It was the question that preoccupied President Ronald Reagan: Was Soviet leader Mikhail Gorbachev a religious believer? Reagan held a series of summits with Gorbachev from 1985 to 1988, and as their meetings proceeded, Reagan sometimes speculated to his aides that Gorbachev's use of phrases such as "God bless" might be an expression of religious faith. Many of the summit sessions involved large groups of U.S. and Soviet officials, discussing issues like arms control and regional conflicts. But in one-on-one talks with Gorbachev outside the presence of other senior officials like Secretary of State George Shultz, Reagan sometimes ventured off in directions of his own. The eternal optimist, Reagan was convinced that Gorbachev was capable of changing the Soviet system, and he thought the key to such a turnaround might be religion. Finally, during their fourth summit meeting in 1988, Reagan launched into a private conversation with Gorbachev, one that he promised the Soviet leader he would deny had ever taken place.
It was during the first one-on-one session in Moscow that Reagan engaged in a bold but questionable endeavor well beyond his mandate as president of the United States. According to the memo of their conversation, which was based on notes taken by two Reagan aides and has now been declassified and made available at the Reagan Library in Simi Valley, Calif., Reagan secretly attempted to persuade Gorbachev of the existence of God.
The meeting opened with pleasantries. Both men agreed that they and their countries had come a long way since their first summit in Geneva three years earlier. Gorbachev then immediately turned to a surprise for which Reagan was not prepared: He read aloud and handed the president a written statement he wanted the two governments to sign during the summit that would commit the United States and the Soviet Union to "peaceful coexistence." Reagan said vaguely that he liked the idea and would talk it over with his advisers; he handed the piece of paper over to one of his note takers, Thomas Simons. Gorbachev's proposal would become the subject of considerable acrimony over the following days.

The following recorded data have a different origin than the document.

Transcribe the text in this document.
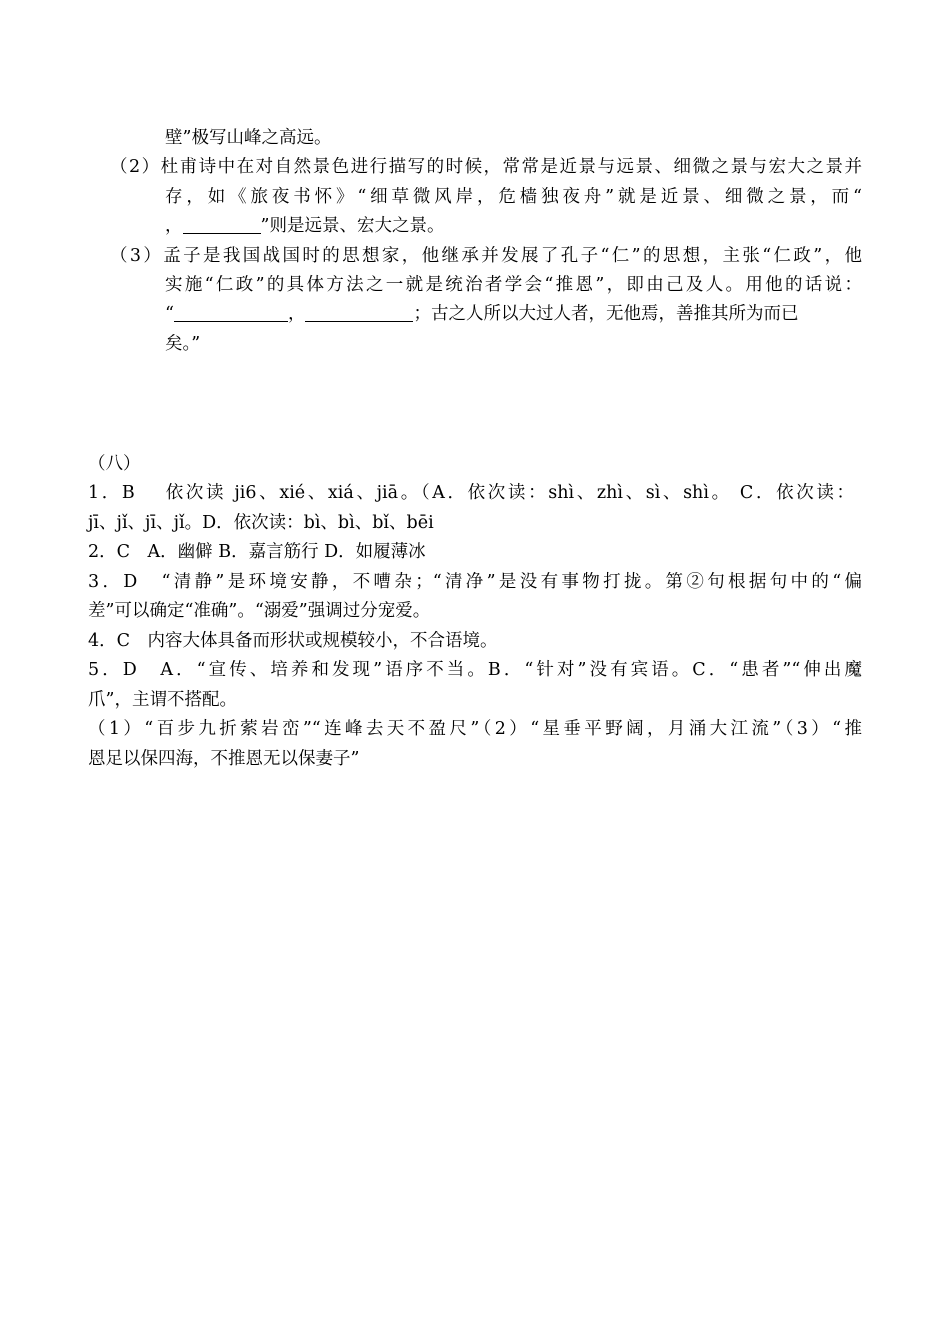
壁”极写山峰之高远。
（2）杜甫诗中在对自然景色进行描写的时候，常常是近景与远景、细微之景与宏大之景并
存，如《旅夜书怀》“细草微风岸，危樯独夜舟”就是近景、细微之景，而“
，	”则是远景、宏大之景。
（3）孟子是我国战国时的思想家，他继承并发展了孔子“仁”的思想，主张“仁政”，他
实施“仁政”的具体方法之一就是统治者学会“推恩”，即由己及人。用他的话说：
“	，	；古之人所以大过人者，无他焉，善推其所为而已
矣。”
（八）
1．B　 依次读 ji6、xié、xiá、jiā。（A．依次读：shì、zhì、sì、shì。 C．依次读：
jī、jǐ、jī、jǐ。D．依次读：bì、bì、bǐ、bēi
2．C　A．幽僻 B．嘉言筋行 D．如履薄冰
3．D　“清静”是环境安静，不嘈杂；“清净”是没有事物打拢。第②句根据句中的“偏
差”可以确定“准确”。“溺爱”强调过分宠爱。
4．C　内容大体具备而形状或规模较小，不合语境。
5．D　A．“宣传、培养和发现”语序不当。B．“针对”没有宾语。C．“患者”“伸出魔
爪”，主谓不搭配。
（1）“百步九折萦岩峦”“连峰去天不盈尺”（2）“星垂平野阔，月涌大江流”（3）“推
恩足以保四海，不推恩无以保妻子”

The two men next revived their running debate about human rights. Reagan handed Gorbachev a list of names of Soviet citizens he believed were victims of repression in one fashion or another. As in the past, Gorbachev countered by arguing that America could be criticized for its own human-rights abuses as well.

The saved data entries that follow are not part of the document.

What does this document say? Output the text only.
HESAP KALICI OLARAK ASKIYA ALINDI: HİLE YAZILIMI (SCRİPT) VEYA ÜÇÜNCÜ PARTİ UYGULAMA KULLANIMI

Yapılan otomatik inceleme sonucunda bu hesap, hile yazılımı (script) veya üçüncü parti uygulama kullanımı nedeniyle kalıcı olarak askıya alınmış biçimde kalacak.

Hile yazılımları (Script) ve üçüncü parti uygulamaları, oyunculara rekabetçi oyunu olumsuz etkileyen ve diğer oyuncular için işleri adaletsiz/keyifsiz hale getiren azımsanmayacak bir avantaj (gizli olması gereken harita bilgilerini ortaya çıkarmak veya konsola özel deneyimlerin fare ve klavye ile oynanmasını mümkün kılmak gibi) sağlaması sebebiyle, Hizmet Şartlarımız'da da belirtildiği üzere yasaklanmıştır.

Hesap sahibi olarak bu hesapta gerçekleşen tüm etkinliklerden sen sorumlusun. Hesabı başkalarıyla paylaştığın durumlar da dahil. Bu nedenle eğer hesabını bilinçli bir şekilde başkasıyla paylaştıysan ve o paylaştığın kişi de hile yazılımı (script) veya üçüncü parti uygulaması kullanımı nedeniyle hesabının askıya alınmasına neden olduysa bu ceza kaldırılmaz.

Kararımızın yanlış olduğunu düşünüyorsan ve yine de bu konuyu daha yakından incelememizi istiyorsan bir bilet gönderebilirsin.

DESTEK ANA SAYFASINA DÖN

Suddenly, Reagan switched the subject to religion. He told Gorbachev that what he was about to say would be considered entirely secret. According to the notetakers, Reagan told Gorbachev that "if word got out that this was even being discussed, the President would deny he had said anything about it." To emphasize this point, Reagan said again a few minutes later that "if there was anyone in the room who said he had given such advice [to Gorbachev about religion], he would say that person was lying, that he had never said it."

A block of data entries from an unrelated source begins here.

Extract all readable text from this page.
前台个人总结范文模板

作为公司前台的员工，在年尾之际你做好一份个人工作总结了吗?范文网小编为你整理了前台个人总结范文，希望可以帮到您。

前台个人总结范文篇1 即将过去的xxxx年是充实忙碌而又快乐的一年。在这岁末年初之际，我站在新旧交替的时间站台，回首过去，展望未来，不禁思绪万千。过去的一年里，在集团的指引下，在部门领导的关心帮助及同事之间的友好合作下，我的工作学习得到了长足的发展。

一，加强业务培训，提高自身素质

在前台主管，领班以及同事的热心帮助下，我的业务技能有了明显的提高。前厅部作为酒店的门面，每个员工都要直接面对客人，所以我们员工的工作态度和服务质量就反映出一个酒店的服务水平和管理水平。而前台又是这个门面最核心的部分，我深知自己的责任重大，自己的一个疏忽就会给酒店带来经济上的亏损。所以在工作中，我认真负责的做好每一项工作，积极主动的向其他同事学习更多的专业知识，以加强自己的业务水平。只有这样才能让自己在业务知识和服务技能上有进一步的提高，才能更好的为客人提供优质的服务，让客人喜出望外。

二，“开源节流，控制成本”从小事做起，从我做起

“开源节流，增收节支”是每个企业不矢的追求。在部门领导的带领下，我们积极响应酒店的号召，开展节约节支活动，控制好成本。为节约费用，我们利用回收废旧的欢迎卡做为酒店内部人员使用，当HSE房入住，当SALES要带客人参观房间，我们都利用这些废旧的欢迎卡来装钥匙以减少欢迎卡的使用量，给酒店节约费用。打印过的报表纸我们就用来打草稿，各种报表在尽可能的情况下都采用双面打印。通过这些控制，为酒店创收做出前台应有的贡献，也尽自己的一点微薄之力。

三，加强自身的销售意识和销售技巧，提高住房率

In planning for the Moscow summit, Reagan had discussed with his aides the idea of focusing on freedom of religion. He had worked with aides on some talking points to use with the Soviet leader; he had honed these ideas during a stay in Helsinki. Once he was alone with Gorbachev, the president began with a plea on behalf of religious tolerance in the Soviet Union. He praised Gorbachev for easing slightly the rules for the Russian Orthodox Church. According to the notes of the meeting: "The President asked Gorbachev what if he ruled that religious freedom was part of the people's rights, that people of any religion -- whether Islam with its mosque, the Jewish faith, Protestants or the Ukrainian Church -- could go to the church of their choice."